Maar het is maar voor even. De pijn gaat niet weg, de pijn is slechts verdoofd. De verdovende middelen zijn verslavend. Instant aandacht. Een liefkozing van een vreemde vrouw. Maar niemand dringt door tot in zijn ziel. Als het niet goedschiks kan, dan maar kwaadschiks: hij roept, hij schreeuwt, hij schopt tegen schenen, hij roept halve waarheden, hij krijgt visioenen en meent dat hij de laatste der Mohikanen is. Maar in plaats van dat hij krijgt wat hij nodig heeft, dat hij krijgt wat hem geneest, houdt hij de wonden open. Omdat hij niet doet wat er moet worden gedaan. En het lijden duurt langer dan het nodig is.
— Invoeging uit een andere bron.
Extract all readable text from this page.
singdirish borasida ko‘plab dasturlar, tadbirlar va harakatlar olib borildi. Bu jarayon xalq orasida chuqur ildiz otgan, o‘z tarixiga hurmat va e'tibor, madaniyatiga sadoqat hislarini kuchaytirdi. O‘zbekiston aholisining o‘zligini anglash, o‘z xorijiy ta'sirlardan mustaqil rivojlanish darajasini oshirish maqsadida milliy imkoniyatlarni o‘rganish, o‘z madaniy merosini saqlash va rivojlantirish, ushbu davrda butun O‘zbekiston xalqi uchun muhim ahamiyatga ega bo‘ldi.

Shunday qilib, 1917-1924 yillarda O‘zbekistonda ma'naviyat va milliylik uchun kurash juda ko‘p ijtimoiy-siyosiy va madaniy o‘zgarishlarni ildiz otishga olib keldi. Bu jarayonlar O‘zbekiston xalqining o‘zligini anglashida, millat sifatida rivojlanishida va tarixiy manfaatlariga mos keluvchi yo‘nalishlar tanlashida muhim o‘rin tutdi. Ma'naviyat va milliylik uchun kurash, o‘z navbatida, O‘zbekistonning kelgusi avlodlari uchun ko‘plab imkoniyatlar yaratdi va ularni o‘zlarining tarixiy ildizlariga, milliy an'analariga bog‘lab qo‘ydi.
Vroeger was ik ook een hijgend hert. Ik werd bejaagd en ik werd beschoten. Ik rende me suf en ik was bang dat ik ineen zou storten. Zou bezwijken. En het onvermijdelijke gebeurde: ik bezweek. Maar er was hoop. Er was een bron van levend water, frisse stromen van vernieuwing. Mijn ziel sprong op. Mijn identiteit lag niet in het bang zijn en op de vlucht zijn. Zelfs al waren de jagers nog zo dichtbij gekomen.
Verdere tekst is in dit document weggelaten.